Harry se glissa dans son dos pour prendre le blond par surprise, mais ce dernier reconnu immédiatement l'odeur sucré de son petit-ami.

-J'espère que tu étais plus discret quand tu étais Auror, jeta t-il, fier d'avoir gâcher le stratagème d'Harry.

-J'avais ma cape d'invisibilité, c'était plus facile. Sélénia m'a dit que tu avais une piste pour Ariana ?
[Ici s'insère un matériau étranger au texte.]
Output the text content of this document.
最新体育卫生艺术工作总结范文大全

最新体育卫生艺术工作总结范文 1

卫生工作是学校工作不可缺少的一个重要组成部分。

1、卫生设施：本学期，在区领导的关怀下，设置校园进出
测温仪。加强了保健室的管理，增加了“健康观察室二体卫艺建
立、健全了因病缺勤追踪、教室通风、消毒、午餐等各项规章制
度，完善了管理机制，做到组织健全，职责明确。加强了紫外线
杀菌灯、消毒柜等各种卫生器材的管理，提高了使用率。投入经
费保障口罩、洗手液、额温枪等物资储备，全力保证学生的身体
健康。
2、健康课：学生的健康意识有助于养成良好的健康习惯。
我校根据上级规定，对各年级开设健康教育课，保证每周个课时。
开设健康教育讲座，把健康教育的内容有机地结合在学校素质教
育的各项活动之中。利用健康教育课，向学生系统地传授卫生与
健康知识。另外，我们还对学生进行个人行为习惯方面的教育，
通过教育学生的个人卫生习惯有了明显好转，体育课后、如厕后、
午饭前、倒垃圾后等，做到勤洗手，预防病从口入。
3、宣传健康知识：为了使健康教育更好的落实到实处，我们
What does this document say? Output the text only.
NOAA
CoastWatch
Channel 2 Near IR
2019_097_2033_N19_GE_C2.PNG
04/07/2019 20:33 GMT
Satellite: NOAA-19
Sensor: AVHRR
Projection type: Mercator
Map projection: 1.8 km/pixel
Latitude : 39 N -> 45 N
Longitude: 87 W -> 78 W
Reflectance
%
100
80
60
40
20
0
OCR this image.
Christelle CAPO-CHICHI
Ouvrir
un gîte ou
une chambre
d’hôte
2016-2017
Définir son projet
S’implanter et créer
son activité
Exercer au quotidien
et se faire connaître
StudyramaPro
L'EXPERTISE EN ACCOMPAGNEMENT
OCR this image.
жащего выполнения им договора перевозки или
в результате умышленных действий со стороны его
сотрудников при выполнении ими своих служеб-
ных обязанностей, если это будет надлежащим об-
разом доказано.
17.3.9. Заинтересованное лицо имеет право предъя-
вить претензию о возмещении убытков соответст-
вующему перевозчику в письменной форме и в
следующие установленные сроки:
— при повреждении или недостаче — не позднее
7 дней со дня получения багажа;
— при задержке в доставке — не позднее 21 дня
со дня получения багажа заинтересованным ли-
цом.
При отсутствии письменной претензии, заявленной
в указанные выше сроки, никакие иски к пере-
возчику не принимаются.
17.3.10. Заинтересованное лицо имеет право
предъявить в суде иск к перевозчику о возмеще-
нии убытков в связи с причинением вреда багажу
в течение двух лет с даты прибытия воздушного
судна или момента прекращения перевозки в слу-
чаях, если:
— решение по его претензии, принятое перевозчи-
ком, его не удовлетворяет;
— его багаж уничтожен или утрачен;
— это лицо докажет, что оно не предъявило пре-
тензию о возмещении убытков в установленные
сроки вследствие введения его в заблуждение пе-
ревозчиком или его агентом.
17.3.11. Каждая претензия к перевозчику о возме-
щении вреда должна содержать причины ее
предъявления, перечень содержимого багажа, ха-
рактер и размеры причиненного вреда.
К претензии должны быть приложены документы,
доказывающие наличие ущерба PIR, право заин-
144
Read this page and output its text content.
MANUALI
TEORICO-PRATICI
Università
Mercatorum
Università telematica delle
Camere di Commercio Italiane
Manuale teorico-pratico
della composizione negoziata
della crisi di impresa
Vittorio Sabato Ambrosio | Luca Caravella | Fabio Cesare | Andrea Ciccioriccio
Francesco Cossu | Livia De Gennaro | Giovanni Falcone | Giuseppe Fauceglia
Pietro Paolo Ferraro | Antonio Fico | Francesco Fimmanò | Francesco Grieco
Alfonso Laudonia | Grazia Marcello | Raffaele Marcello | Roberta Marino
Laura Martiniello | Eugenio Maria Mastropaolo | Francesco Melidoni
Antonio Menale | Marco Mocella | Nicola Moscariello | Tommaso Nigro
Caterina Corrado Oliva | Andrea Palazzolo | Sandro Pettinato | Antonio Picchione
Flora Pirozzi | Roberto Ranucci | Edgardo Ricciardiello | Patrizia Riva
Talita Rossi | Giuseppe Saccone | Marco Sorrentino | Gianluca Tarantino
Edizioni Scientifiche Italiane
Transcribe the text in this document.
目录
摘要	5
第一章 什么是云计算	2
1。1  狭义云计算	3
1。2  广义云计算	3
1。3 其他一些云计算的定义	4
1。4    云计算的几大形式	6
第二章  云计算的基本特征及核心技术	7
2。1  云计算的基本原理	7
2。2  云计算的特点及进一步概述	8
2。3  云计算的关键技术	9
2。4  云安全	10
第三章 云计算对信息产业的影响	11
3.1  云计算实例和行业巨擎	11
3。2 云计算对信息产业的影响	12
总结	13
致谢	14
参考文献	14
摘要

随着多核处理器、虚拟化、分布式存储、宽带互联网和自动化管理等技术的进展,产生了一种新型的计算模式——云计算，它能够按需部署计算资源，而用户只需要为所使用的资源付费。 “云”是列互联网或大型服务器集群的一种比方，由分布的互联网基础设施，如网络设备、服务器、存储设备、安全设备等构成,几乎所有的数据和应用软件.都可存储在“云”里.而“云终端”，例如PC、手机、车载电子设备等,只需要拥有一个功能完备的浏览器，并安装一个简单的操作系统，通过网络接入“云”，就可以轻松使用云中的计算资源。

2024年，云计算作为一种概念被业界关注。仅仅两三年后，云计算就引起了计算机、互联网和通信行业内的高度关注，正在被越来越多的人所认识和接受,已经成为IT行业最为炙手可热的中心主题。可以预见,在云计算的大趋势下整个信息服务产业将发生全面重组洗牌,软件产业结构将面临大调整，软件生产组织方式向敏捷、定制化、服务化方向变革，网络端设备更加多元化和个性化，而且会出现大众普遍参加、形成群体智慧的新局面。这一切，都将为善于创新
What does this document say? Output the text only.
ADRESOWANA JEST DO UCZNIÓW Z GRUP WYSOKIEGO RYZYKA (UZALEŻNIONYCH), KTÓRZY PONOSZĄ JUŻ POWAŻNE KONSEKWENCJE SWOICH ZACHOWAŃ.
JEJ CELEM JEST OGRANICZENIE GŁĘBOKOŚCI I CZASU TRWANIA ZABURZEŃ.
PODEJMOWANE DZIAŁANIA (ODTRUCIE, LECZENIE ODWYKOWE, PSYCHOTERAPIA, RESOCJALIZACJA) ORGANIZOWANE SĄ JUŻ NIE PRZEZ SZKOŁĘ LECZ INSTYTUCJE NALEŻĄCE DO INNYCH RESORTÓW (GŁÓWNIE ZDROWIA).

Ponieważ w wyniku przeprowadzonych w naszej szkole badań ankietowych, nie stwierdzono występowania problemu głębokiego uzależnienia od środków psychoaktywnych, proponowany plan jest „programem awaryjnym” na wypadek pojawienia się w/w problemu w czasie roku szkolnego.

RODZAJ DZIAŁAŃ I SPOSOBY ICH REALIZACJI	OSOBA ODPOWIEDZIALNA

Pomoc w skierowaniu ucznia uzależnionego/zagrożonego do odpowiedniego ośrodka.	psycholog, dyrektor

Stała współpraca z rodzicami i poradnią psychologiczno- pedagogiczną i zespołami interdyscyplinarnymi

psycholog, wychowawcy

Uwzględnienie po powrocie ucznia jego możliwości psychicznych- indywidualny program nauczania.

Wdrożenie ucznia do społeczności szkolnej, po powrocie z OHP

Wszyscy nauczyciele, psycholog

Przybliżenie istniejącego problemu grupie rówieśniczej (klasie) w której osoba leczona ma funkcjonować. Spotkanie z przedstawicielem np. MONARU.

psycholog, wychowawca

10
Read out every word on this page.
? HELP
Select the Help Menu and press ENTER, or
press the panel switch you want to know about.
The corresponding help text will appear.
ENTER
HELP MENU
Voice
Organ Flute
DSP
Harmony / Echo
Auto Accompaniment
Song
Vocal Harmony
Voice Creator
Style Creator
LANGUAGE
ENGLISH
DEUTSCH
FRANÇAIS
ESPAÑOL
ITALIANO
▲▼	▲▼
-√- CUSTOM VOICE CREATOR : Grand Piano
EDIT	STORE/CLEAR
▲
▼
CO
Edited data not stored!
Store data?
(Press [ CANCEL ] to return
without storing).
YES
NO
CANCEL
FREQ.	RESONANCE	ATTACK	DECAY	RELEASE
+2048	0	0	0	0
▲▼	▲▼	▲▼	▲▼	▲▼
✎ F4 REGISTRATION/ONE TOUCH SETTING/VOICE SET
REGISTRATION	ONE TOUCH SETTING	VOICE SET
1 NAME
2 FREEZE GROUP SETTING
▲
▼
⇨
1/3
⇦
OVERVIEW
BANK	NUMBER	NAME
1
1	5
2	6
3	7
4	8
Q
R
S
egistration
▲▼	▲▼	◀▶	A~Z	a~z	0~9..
-Oui, j'étais tellement bête, il suffisait d'utiliser la Legilimancie.

-Drago, tu n'as pas le droit, il faut l'autorisation de la personne ou du Ministère.

-Je sais, je n'ai pas l'intention de le faire pendant qu'elle est endormie. Je lui expliquerai la situation au réveil, et elle acceptera probablement. Tu me prends pour qui ?

-L'année dernière, tu proposais de me soigner sans anesthésie pour te venger, je préfère me préparer au pire.

-Le pire est derrière nous, je pense. La matinée n'a pas été trop compliquée ?

-Les élèves n'écoutaient rien, ils chuchotaient à notre sujet, alors j'ai détourné le cours vers un sujet plus attrayant, la guerre. Ce n'était pas de gaieté de cœur, mais j'ai appris qu'une majorité de parents évite le sujet. Les gamins participent à des commémorations sans savoir pourquoi. Pas étonnant qu'ils écoutent aussi attentivement quand j'aborde le sujet.

-C'était sans doute nécessaire, mais je ne suis pas sur que c'était à toi de le faire, surtout aujourd'hui, glissa Drago.

-Pourquoi ?

-Jusqu'ici les élèves ignoraient tout, ils ne posaient donc pas de question à leurs parents. Tu imagines si des élèves demandent à leurs parents où ils étaient, et que les dits parents étaient au Ministère, en train de produire de la propagande anti-moldue ou ne rien faire pendant que leurs voisins étaient tués lors d'un raid des mangemorts ?

-Ils y réfléchiront à deux fois avant de venir te faire la leçon, au moins...

Drago fixa son petit ami avec un air surpris. Par moment, le gentil et bon Harry Potter devenait une vipère maligne et manipulatrice. « Gryffondor, hein ? » pensait alors le blond, en ricanant intérieurement. Harry lui avait raconté aux détours de quelques souvenirs partagés dans une pensine comment il était allé à Gryffondor, et à chaque fois que le caractère vicieux de ce dernier se révélait, Drago y repensait.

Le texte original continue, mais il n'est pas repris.